1986年4月27日、ソ連・チェルノブイリ原子力発電所にて爆発事故発生。放射能の塵は、風に乗って北半球全体に飛んだ--。

     1
 地下鉄で日比谷駅に着いた。改札を出て、『日比谷公園方面』の矢印を見て階段を上がる。
 やっぱり雨が降ってる。今日は一日、雨だろうな。
 傘を開いて歩き出す。右手に見える森(って言ったら大げさかな)は全部、日比谷公園であるらしい。
 50メートルほど歩いて、入り口を見つけた。公園の見取り図が大きな板に書かれている。野外大音楽堂は、この図によると左上の端だ。この位置をめざして歩こう。
 けっこう広いんだな、日比谷公園て。
 噴水がある。これがあの有名な……。
 また機動隊のおじさんがいる。
 最近(今日は5月3日だ)この辺にいる警察関係の人って、実は青森の人だったりするのよね。サミットだから。

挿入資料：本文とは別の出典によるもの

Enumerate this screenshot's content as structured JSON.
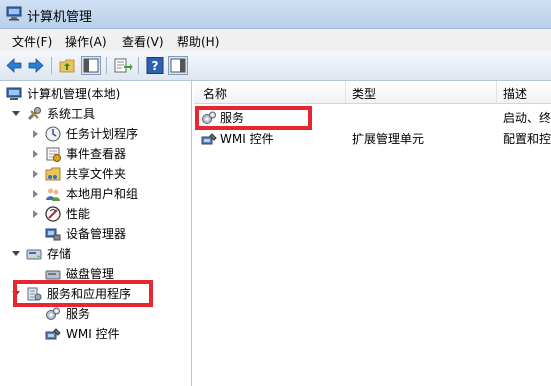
{
  "window": {
    "title": "计算机管理"
  },
  "menu": {
    "file": "文件(F)",
    "action": "操作(A)",
    "view": "查看(V)",
    "help": "帮助(H)"
  },
  "tree": {
    "root": "计算机管理(本地)",
    "system_tools": "系统工具",
    "task_scheduler": "任务计划程序",
    "event_viewer": "事件查看器",
    "shared_folders": "共享文件夹",
    "local_users": "本地用户和组",
    "performance": "性能",
    "device_manager": "设备管理器",
    "storage": "存储",
    "disk_management": "磁盘管理",
    "services_apps": "服务和应用程序",
    "services": "服务",
    "wmi": "WMI 控件"
  },
  "list": {
    "columns": {
      "name": "名称",
      "type": "类型",
      "desc": "描述"
    },
    "rows": [
      {
        "name": "服务",
        "type": "",
        "desc": "启动、终"
      },
      {
        "name": "WMI 控件",
        "type": "扩展管理单元",
        "desc": "配置和控"
      }
    ]
  },
  "colors": {
    "highlight": "#e8262f"
  }
}
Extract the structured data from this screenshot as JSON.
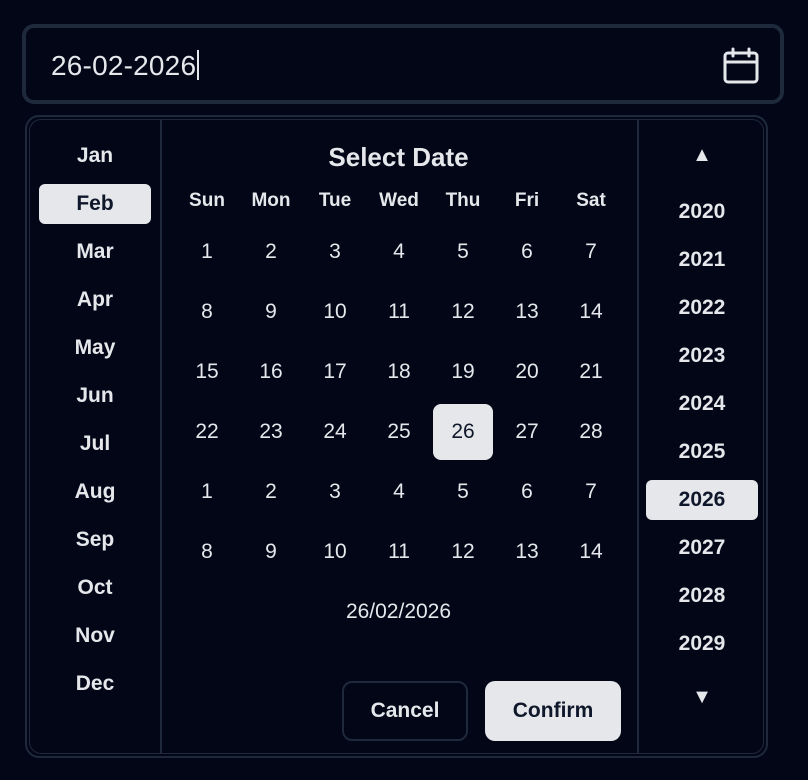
{
  "input": {
    "value": "26-02-2026"
  },
  "icons": {
    "calendar": "calendar-icon",
    "up": "chevron-up-icon",
    "down": "chevron-down-icon"
  },
  "header": {
    "title": "Select Date"
  },
  "weekdays": [
    "Sun",
    "Mon",
    "Tue",
    "Wed",
    "Thu",
    "Fri",
    "Sat"
  ],
  "months": [
    "Jan",
    "Feb",
    "Mar",
    "Apr",
    "May",
    "Jun",
    "Jul",
    "Aug",
    "Sep",
    "Oct",
    "Nov",
    "Dec"
  ],
  "selected_month": "Feb",
  "years": [
    "2020",
    "2021",
    "2022",
    "2023",
    "2024",
    "2025",
    "2026",
    "2027",
    "2028",
    "2029"
  ],
  "selected_year": "2026",
  "year_arrows": {
    "up": "▲",
    "down": "▼"
  },
  "days": [
    [
      "1",
      "2",
      "3",
      "4",
      "5",
      "6",
      "7"
    ],
    [
      "8",
      "9",
      "10",
      "11",
      "12",
      "13",
      "14"
    ],
    [
      "15",
      "16",
      "17",
      "18",
      "19",
      "20",
      "21"
    ],
    [
      "22",
      "23",
      "24",
      "25",
      "26",
      "27",
      "28"
    ],
    [
      "1",
      "2",
      "3",
      "4",
      "5",
      "6",
      "7"
    ],
    [
      "8",
      "9",
      "10",
      "11",
      "12",
      "13",
      "14"
    ]
  ],
  "selected_day": "26",
  "selected_day_position": {
    "row": 3,
    "col": 4
  },
  "selected_readout": "26/02/2026",
  "buttons": {
    "cancel": "Cancel",
    "confirm": "Confirm"
  },
  "colors": {
    "background": "#020617",
    "border": "#1e293b",
    "highlight": "#e5e7eb",
    "text": "#e5e7eb"
  }
}
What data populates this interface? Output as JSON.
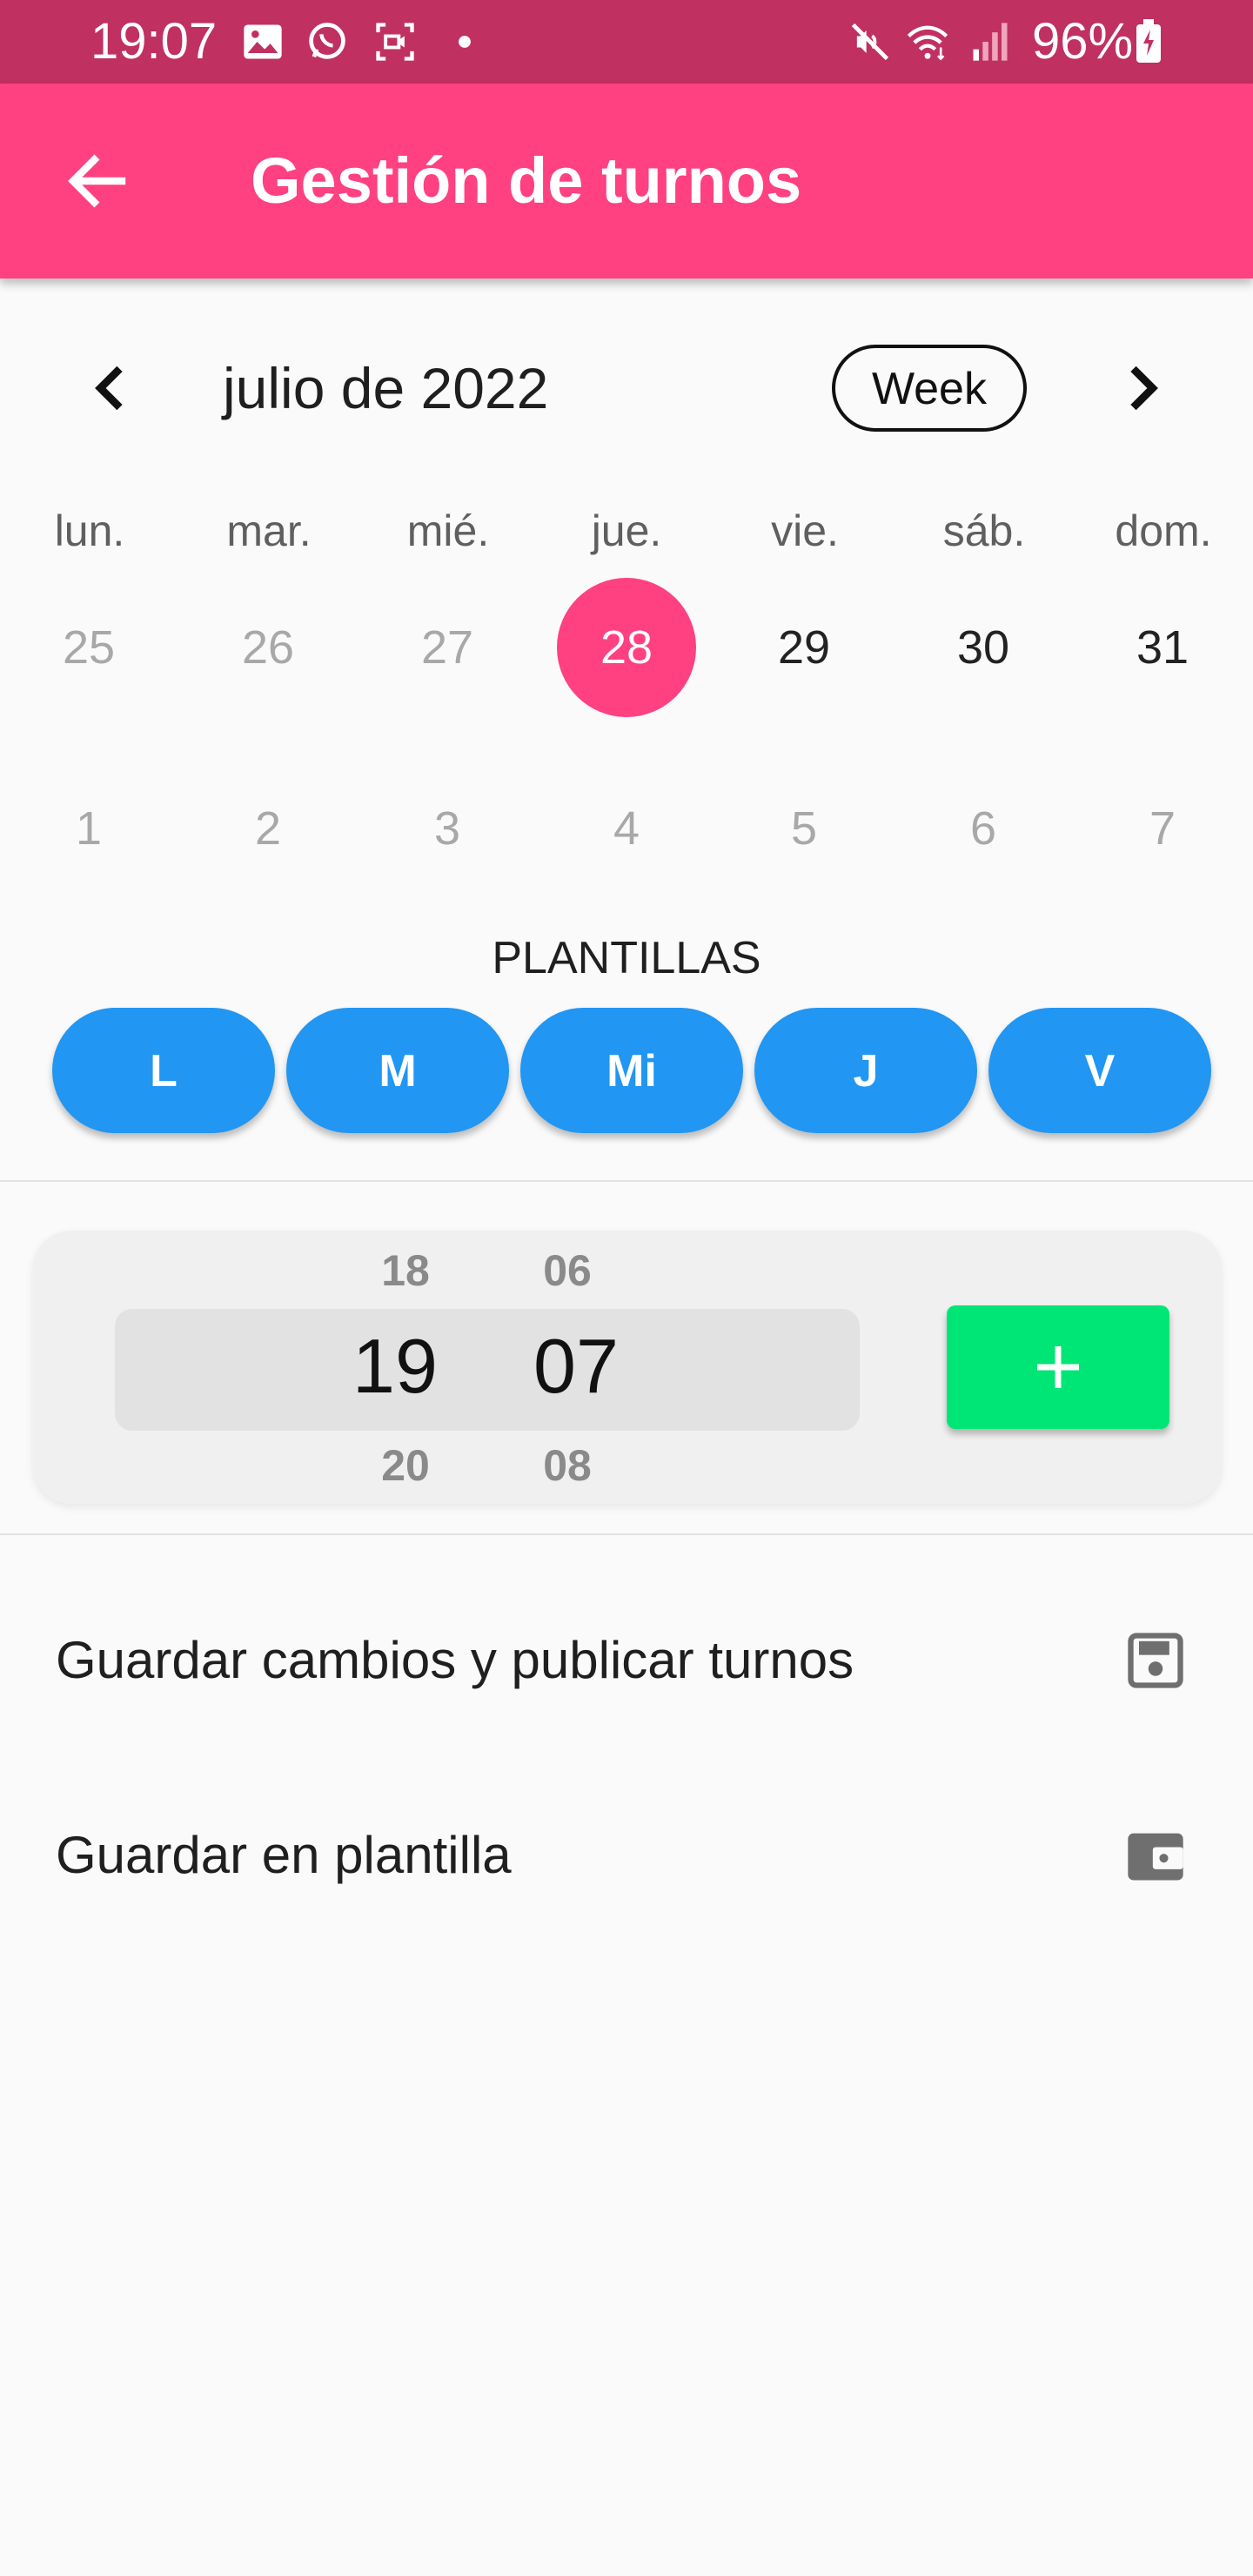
{
  "status_bar": {
    "time": "19:07",
    "battery": "96%",
    "icons": [
      "image-icon",
      "whatsapp-icon",
      "screen-record-icon",
      "dot-icon",
      "mute-icon",
      "wifi-icon",
      "signal-icon",
      "battery-charging-icon"
    ]
  },
  "app_bar": {
    "title": "Gestión de turnos",
    "back_icon": "arrow-back-icon"
  },
  "calendar": {
    "month_label": "julio de 2022",
    "view_toggle": "Week",
    "prev_icon": "chevron-left-icon",
    "next_icon": "chevron-right-icon",
    "weekdays": [
      "lun.",
      "mar.",
      "mié.",
      "jue.",
      "vie.",
      "sáb.",
      "dom."
    ],
    "week1": [
      "25",
      "26",
      "27",
      "28",
      "29",
      "30",
      "31"
    ],
    "week2": [
      "1",
      "2",
      "3",
      "4",
      "5",
      "6",
      "7"
    ],
    "selected_date": "28"
  },
  "templates": {
    "title": "PLANTILLAS",
    "buttons": [
      "L",
      "M",
      "Mi",
      "J",
      "V"
    ]
  },
  "time_picker": {
    "hour_prev": "18",
    "hour": "19",
    "hour_next": "20",
    "minute_prev": "06",
    "minute": "07",
    "minute_next": "08",
    "add_icon": "plus-icon"
  },
  "actions": {
    "publish": {
      "label": "Guardar cambios y publicar turnos",
      "icon": "save-icon"
    },
    "template": {
      "label": "Guardar en plantilla",
      "icon": "wallet-icon"
    }
  },
  "colors": {
    "status_bar": "#c03060",
    "app_bar": "#ff4081",
    "selected_date": "#ff4081",
    "template_button": "#2196f3",
    "add_button": "#00e676"
  }
}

 宣伝カーの音も、けっこう聞こえる。でも発音が不明瞭で、何を言ってるのか聞きとれないから、極右団体なのか政府広報なのか(そういうのはないか)、ワケがわからない。
 スタジアムの壁のようなものが見えてきた。これが野外音楽堂なのね。
 出入り口付近のコンクリート上には、20人くらいの人がいる。通行人が彼らをまとめて見れば、今日これからここで、ロックのコンサートがあるってことは一目瞭然だろう。

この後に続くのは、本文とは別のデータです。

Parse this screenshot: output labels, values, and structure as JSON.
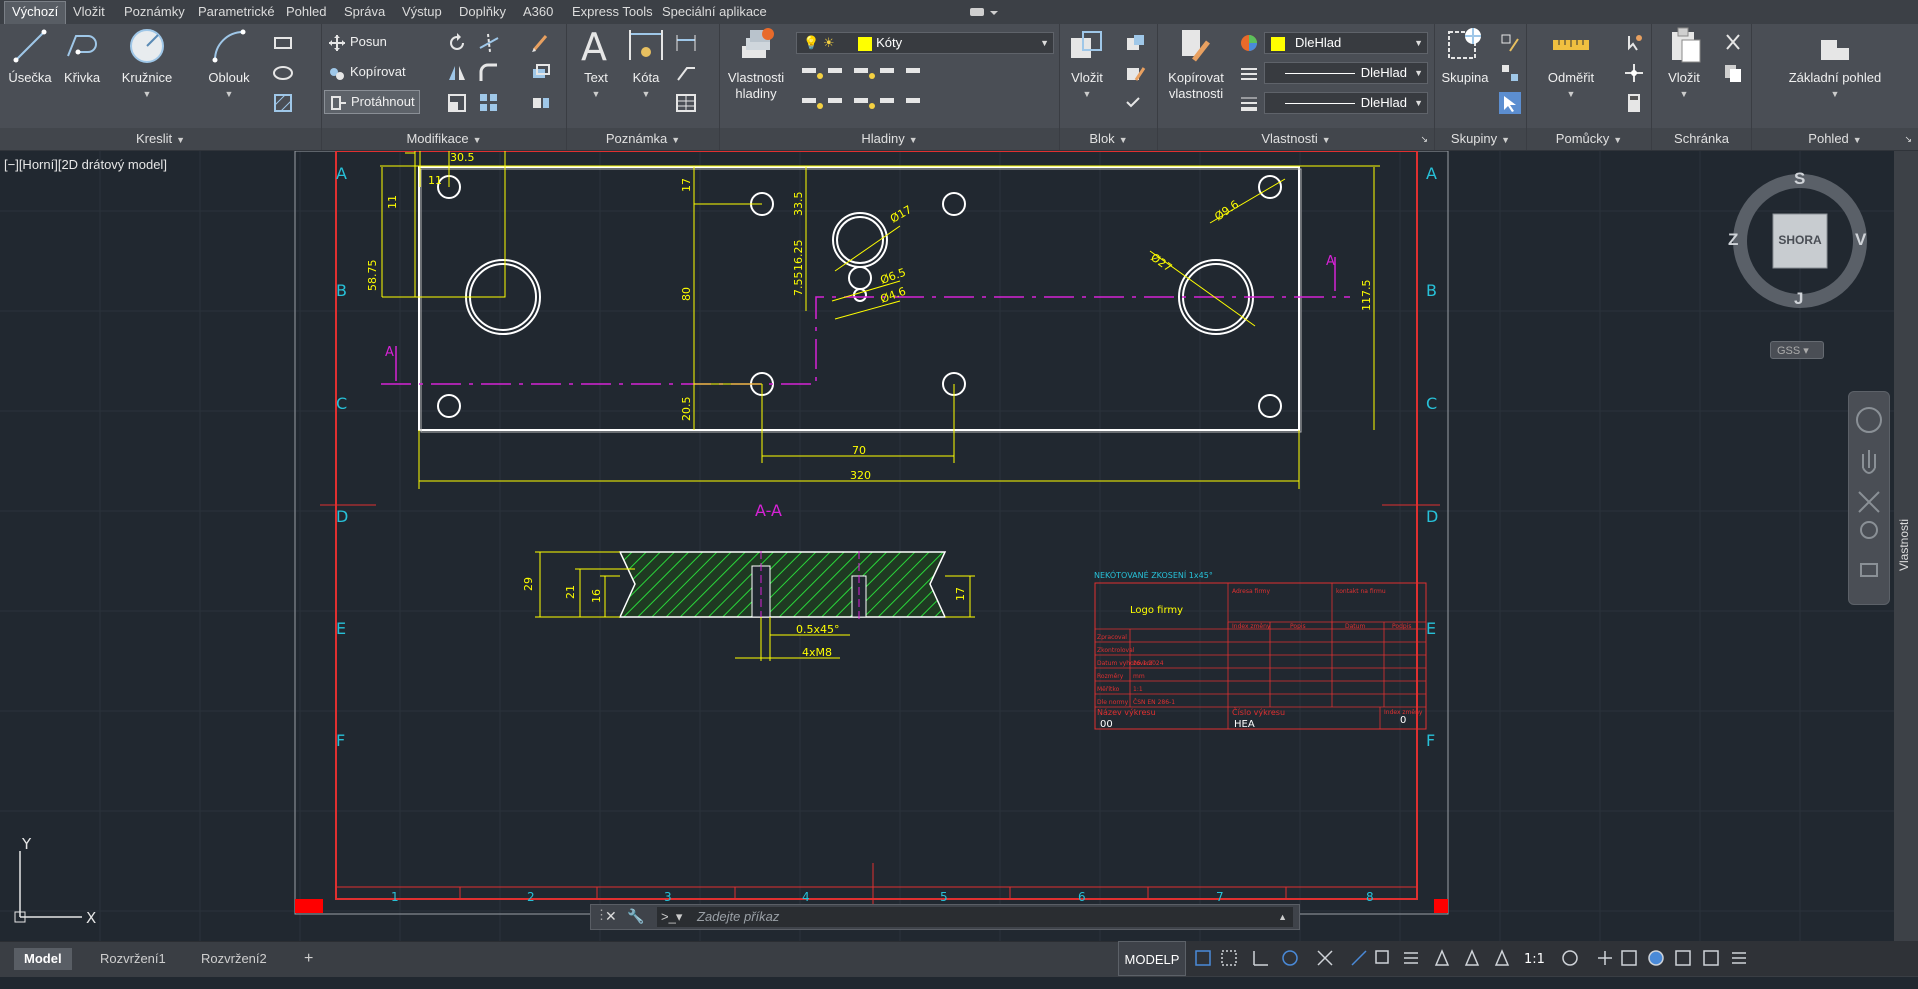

 いちおう列のようになっていたので、最後部らしいカップルに訊ねてみた。
「これ、ロック・フェスティバルの列ですよね?」
「と思いますけど」
と答えたのは、女の人のほうだった。ウエーブがかかった長い髪がきれいだな。
 彼女の後ろに並んで落ち着く。時計を見ると、まだ10時過ぎだ。今日は開場12時、開演1時なのだ。
 でもそれにしても、もっといっぱい来てるだろうと思ってた。この時間なら。だって、このあいだのシックスティーズのバンド結成5周年記念ライブの時は、午前3時から並んでた娘たちがいたって話だったもの。
 ん。
 ジョイントだからかしら、今日は?
 あるバンドの熱烈なファンでも、ジョイントだと、共演バンドが気に入らないと行かないっていう人は、確かにいるのだ。

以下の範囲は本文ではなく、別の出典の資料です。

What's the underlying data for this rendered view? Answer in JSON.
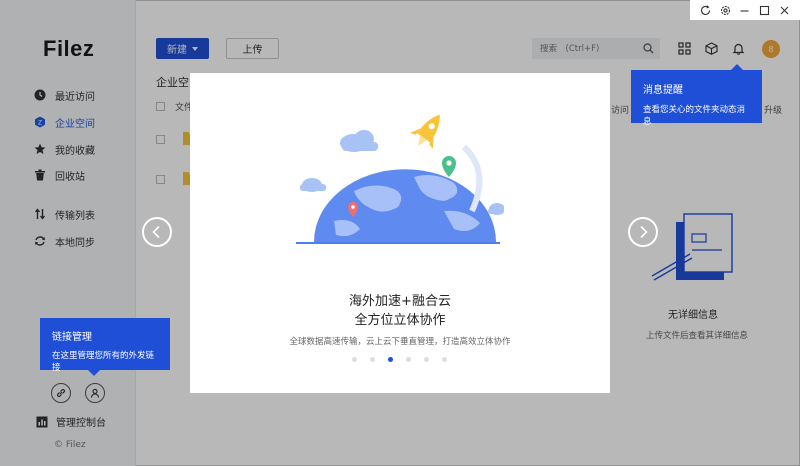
{
  "app": {
    "logo": "Filez",
    "copyright": "© Filez"
  },
  "sidebar": {
    "items": [
      {
        "label": "最近访问",
        "icon": "clock-icon"
      },
      {
        "label": "企业空间",
        "icon": "enterprise-space-icon",
        "active": true
      },
      {
        "label": "我的收藏",
        "icon": "star-icon"
      },
      {
        "label": "回收站",
        "icon": "trash-icon"
      },
      {
        "label": "传输列表",
        "icon": "transfer-icon"
      },
      {
        "label": "本地同步",
        "icon": "sync-icon"
      }
    ],
    "admin_console": "管理控制台"
  },
  "toolbar": {
    "new_label": "新建",
    "upload_label": "上传",
    "search_placeholder": "搜索　(Ctrl+F)",
    "avatar_text": "8"
  },
  "main": {
    "breadcrumb": "企业空间",
    "list_header": "文件",
    "col_visitor": "访问",
    "col_upgrade": "升级"
  },
  "detail": {
    "empty_title": "无详细信息",
    "empty_sub": "上传文件后查看其详细信息"
  },
  "tooltips": {
    "link_title": "链接管理",
    "link_desc": "在这里管理您所有的外发链接",
    "notice_title": "消息提醒",
    "notice_desc": "查看您关心的文件夹动态消息"
  },
  "modal": {
    "title_line1": "海外加速+融合云",
    "title_line2": "全方位立体协作",
    "desc": "全球数据高速传输，云上云下垂直管理，打造高效立体协作",
    "page_count": 6,
    "active_page": 3
  },
  "colors": {
    "accent": "#1f4fd6",
    "folder": "#f7c441",
    "avatar": "#f2a93b"
  }
}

 今日出演する8つのバンドは、インディーズ(マイナー志向の、ジャンルにこだわるアーティストたち)ばっかりだもんね。わかる気はする。
 でもきっと、一番の原因は、この雨だわ。
 よほど気合いが入ってないと、濡れたベンチに座って観るのなんて、ヤよね。
 ひょっとすると、チェルノブイリ原発事故のせいもあったりして。放射能入り雨、とか。
 でもそれは杞憂だ! 気象庁の発表では、ソ連を通るジェット気流が日本にやってくるまでは、あと1週間はかかるっていうじゃない?
 日本のエラい人は頭いいんだから。あたしは信じてる!










意外と疲れますね。

改行の少ない文章を読むのは。

今日はこれくらいにしておきます。